Pour ma part ce que j’ai hérité de mon père, de ma famille et de mon époque, c’est l’internationalisation de la science. Ayant commencé à apprendre l’arabe avec un camarade tunisien sur les bancs de la classe prépa (1998-1999), j’ai voulu croire en l’émulation transculturelle dans le domaine scientifique. Ainsi en 2003 j’ai atterri à Taez, la ville des diplômés, pour y faire mon premier terrain. Et j’ai certes trouvé l’émulation intellectuelle que j’étais venu chercher : en fait trop d’émulation, au-delà de ce que je pouvais gérer, et j’ai fini par « botter en touche » par un passage à l’acte homosexuel. Un acte qui n’avait rien à voir avec ce que nous nommons « homosexualité » - notamment parce que le désir n’intervenait en rien dans l’affaire (voir mon récit rétrospectif). Mais après la rédaction de mon premier mémoire, une fois que je ne comprenais vraiment plus rien, j’ai décrété que j’avais « trouvé ma vraie nature ». C’était la première étape pour devenir batesonien.

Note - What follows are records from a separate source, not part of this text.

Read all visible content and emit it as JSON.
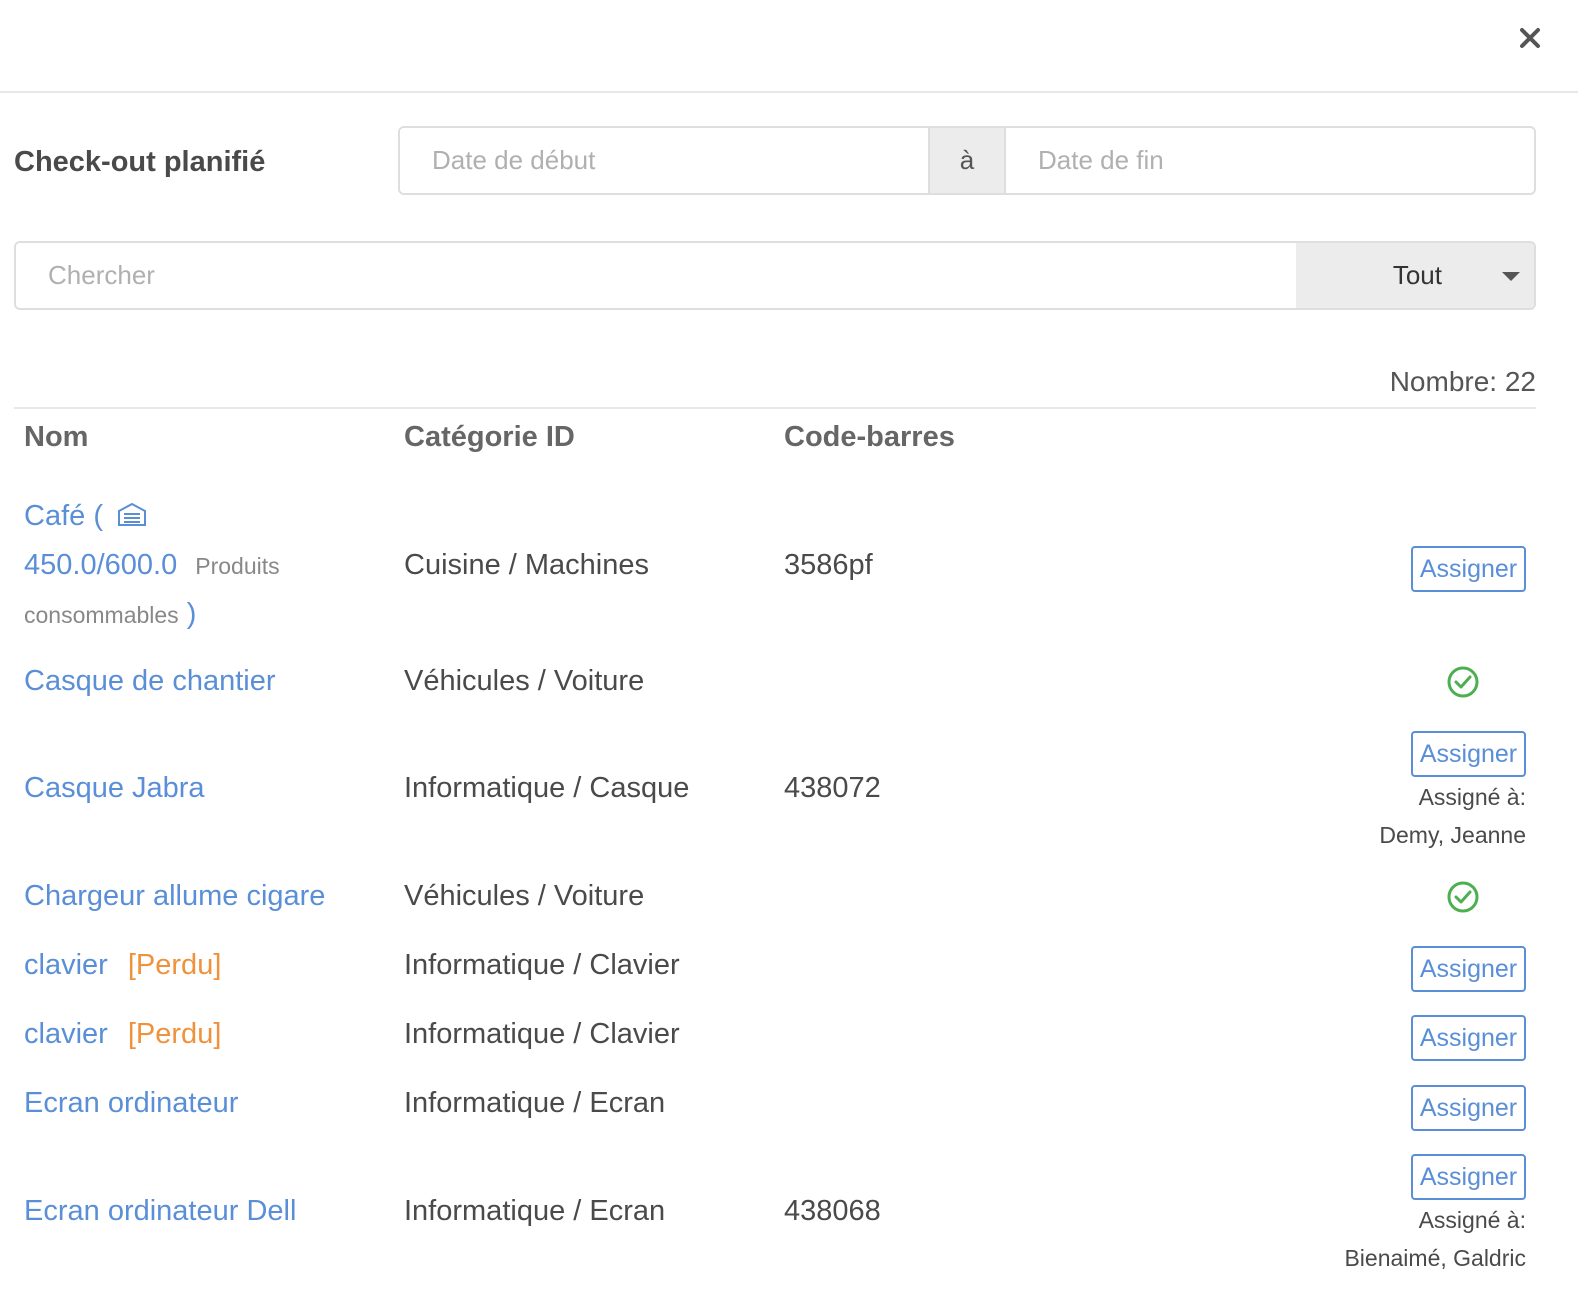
{
  "header": {
    "close_icon": "close-icon"
  },
  "filters": {
    "checkout_label": "Check-out planifié",
    "start_placeholder": "Date de début",
    "separator": "à",
    "end_placeholder": "Date de fin"
  },
  "search": {
    "placeholder": "Chercher",
    "filter_value": "Tout"
  },
  "count_text": "Nombre: 22",
  "table": {
    "columns": [
      "Nom",
      "Catégorie ID",
      "Code-barres"
    ],
    "rows": [
      {
        "name": "Café (",
        "stock": "450.0/600.0",
        "stock_label_1": "Produits",
        "stock_label_2": "consommables",
        "stock_close": ")",
        "category": "Cuisine / Machines",
        "barcode": "3586pf",
        "action": "Assigner"
      },
      {
        "name": "Casque de chantier",
        "category": "Véhicules / Voiture",
        "barcode": "",
        "status_icon": "check-circle-icon"
      },
      {
        "name": "Casque Jabra",
        "category": "Informatique / Casque",
        "barcode": "438072",
        "action": "Assigner",
        "assigned_label": "Assigné à:",
        "assigned_to": "Demy, Jeanne"
      },
      {
        "name": "Chargeur allume cigare",
        "category": "Véhicules / Voiture",
        "barcode": "",
        "status_icon": "check-circle-icon"
      },
      {
        "name": "clavier",
        "tag": "[Perdu]",
        "category": "Informatique / Clavier",
        "barcode": "",
        "action": "Assigner"
      },
      {
        "name": "clavier",
        "tag": "[Perdu]",
        "category": "Informatique / Clavier",
        "barcode": "",
        "action": "Assigner"
      },
      {
        "name": "Ecran ordinateur",
        "category": "Informatique / Ecran",
        "barcode": "",
        "action": "Assigner"
      },
      {
        "name": "Ecran ordinateur Dell",
        "category": "Informatique / Ecran",
        "barcode": "438068",
        "action": "Assigner",
        "assigned_label": "Assigné à:",
        "assigned_to": "Bienaimé, Galdric"
      }
    ]
  },
  "colors": {
    "link": "#5a8fd8",
    "lost": "#f0923c",
    "success": "#4caf50"
  }
}
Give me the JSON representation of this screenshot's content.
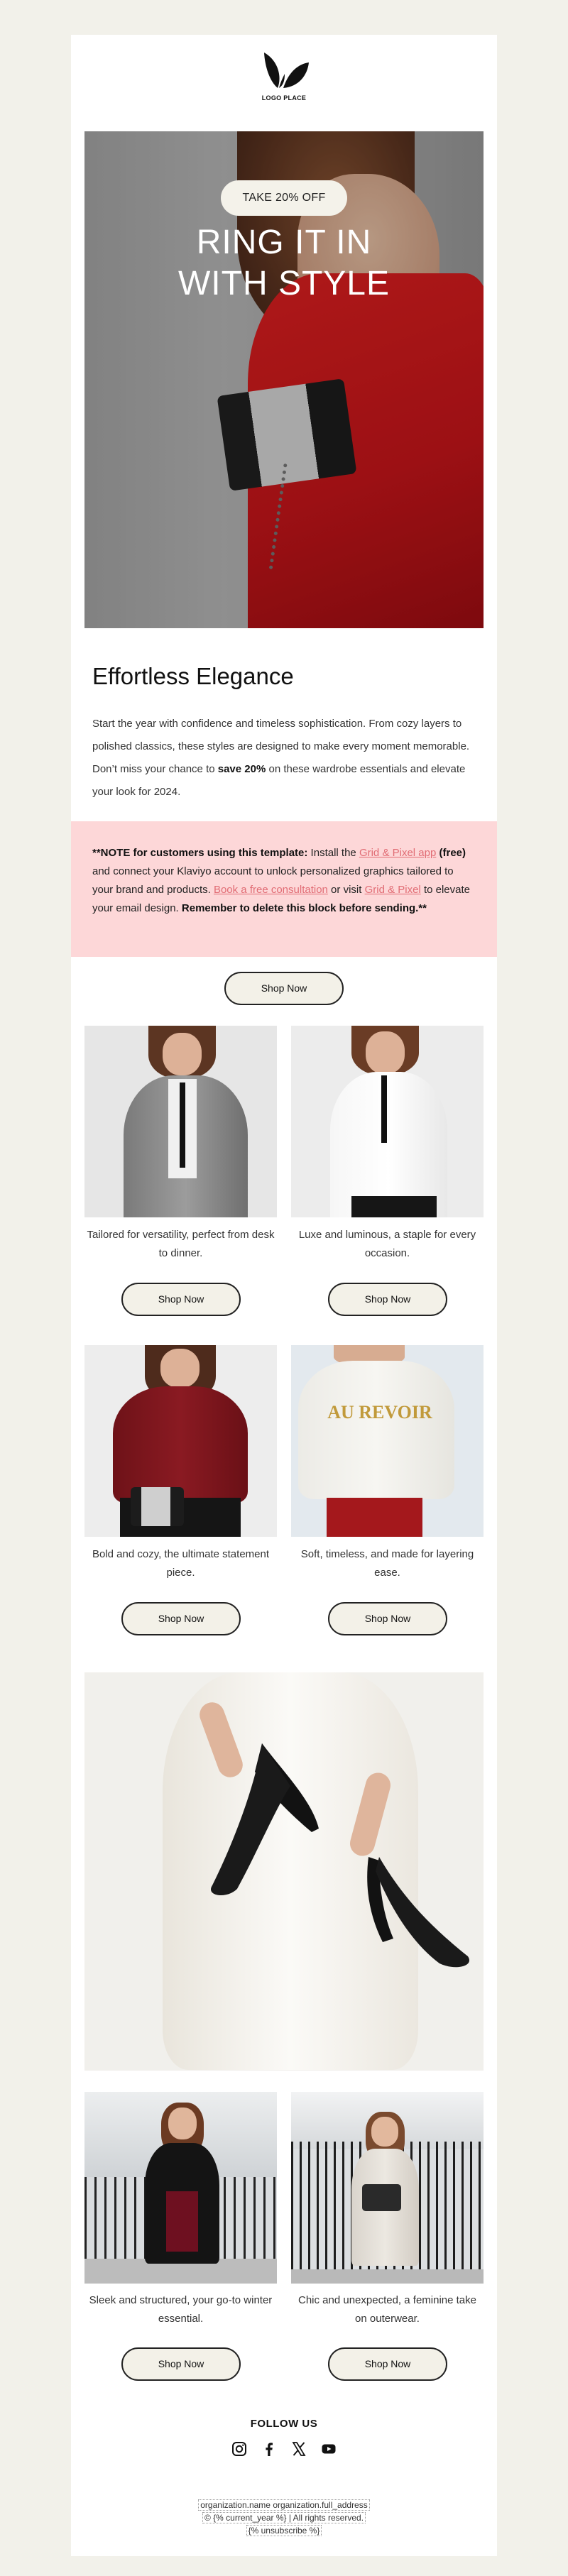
{
  "logo": {
    "text": "LOGO PLACE"
  },
  "hero": {
    "pill": "TAKE 20% OFF",
    "title_line1": "RING IT IN",
    "title_line2": "WITH STYLE"
  },
  "section": {
    "heading": "Effortless Elegance",
    "intro_part1": "Start the year with confidence and timeless sophistication. From cozy layers to polished classics, these styles are designed to make every moment memorable. Don’t miss your chance to ",
    "intro_bold": "save 20%",
    "intro_part2": " on these wardrobe essentials and elevate your look for 2024."
  },
  "note": {
    "bold1": "**NOTE for customers using this template:",
    "text1": " Install the ",
    "link1": "Grid & Pixel app",
    "bold2": " (free)",
    "text2": " and connect your Klaviyo account to unlock personalized graphics tailored to your brand and products. ",
    "link2": "Book a free consultation",
    "text3": " or visit ",
    "link3": "Grid & Pixel",
    "text4": " to elevate your email design. ",
    "bold3": "Remember to delete this block before sending.**"
  },
  "main_button": "Shop Now",
  "products": [
    {
      "caption": "Tailored for versatility, perfect from desk to dinner.",
      "button": "Shop Now"
    },
    {
      "caption": "Luxe and luminous, a staple for every occasion.",
      "button": "Shop Now"
    },
    {
      "caption": "Bold and cozy, the ultimate statement piece.",
      "button": "Shop Now"
    },
    {
      "caption": "Soft, timeless, and made for layering ease.",
      "button": "Shop Now"
    },
    {
      "caption": "Sleek and structured, your go-to winter essential.",
      "button": "Shop Now"
    },
    {
      "caption": "Chic and unexpected, a feminine take on outerwear.",
      "button": "Shop Now"
    }
  ],
  "sweater_print": "AU REVOIR",
  "footer": {
    "follow": "FOLLOW US",
    "social": [
      "instagram-icon",
      "facebook-icon",
      "x-icon",
      "youtube-icon"
    ],
    "line1": "organization.name organization.full_address",
    "line2": "© {% current_year %} | All rights reserved.",
    "line3": "{% unsubscribe %}"
  },
  "colors": {
    "background": "#f2f1ea",
    "note_bg": "#fdd7d8",
    "link": "#e16c74",
    "button_bg": "#f3f1e8",
    "dress_red": "#c8151a"
  }
}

Étape 2 : une reconnaissance de dette

Une étape nécessaire, mais pas suffisante. Pendant quelques années (DEA et début de ma thèse), j’ai mobilisé de manière assez confuse la boite à outils du chercheur en sciences sociales : l’analyse des interactions, l’histoire sociale, les questions de genre… Tout cela pour éclairer des « faits sociaux » situés dans le monde extérieur, pour les expliquer causalement en les reliant les uns aux autres - mais sans vraiment comprendre la nature de ces « faits », la position à partir de laquelle je les observais. Dans ces conditions, je ne faisais que recycler les lieux communs en circulation (notamment l’opposition Aden vs. Sanaa, tradition vs. modernité, conservatisme vs. ouverture d’esprit, etc.).

Dans cette même période, les Yéménites francophones faisaient circuler sur mon compte une rumeur infamante, selon laquelle je m’étais « marié avec un noir » (un khâdim, de la caste des anciens esclaves) : rumeur farfelue, simplement pour que tout le monde comprenne que j’étais homosexuel. C’était un peu bizarre, vu que pour moi l’homosexualité était associée d’abord à la société yéménite. Pourquoi cela leur importait-il tant, que je sois homosexuel ? Découvrant cette rumeur à mon arrivée pour un troisième séjour (février-juillet 2006), j’ai finalement retourné cette situation à mon profit. Ça m’a permis d’assumer mon désir, d’en faire un jeu dans l’interaction, et de renvoyer cette question à mes interlocuteurs : pourquoi mon désir vous importe ? Cela m’a mis sur la piste de choses fondamentales sur le fonctionnement du régime (voir mon petit théorème…) - mais j’étais encore encombré par mes « faits sociaux », toutes ces erreurs du concret mal placé, dont je ne comprenais pas l’origine.

La seconde étape pour devenir batesonien, ça a été la reconnaissance de ma dette à l’égard de Ziad, de sa famille, à l’égard du Régime Yéménite, et au fond de l’Islam comme réalité politique (d’où la majuscule). Alors je peux commencer à comprendre où je suis dans la structure qui relie : quel bourgeon au creux de quelle feuille, sur quelle tige, faisant partie de quelle branche. C’est le moment où je commence à percevoir la société yéménite comme un tout organique, et à savoir exactement comment je m’y rattache (voir mon texte de 2012, « L’ethnologue et les trois frères de Taez »).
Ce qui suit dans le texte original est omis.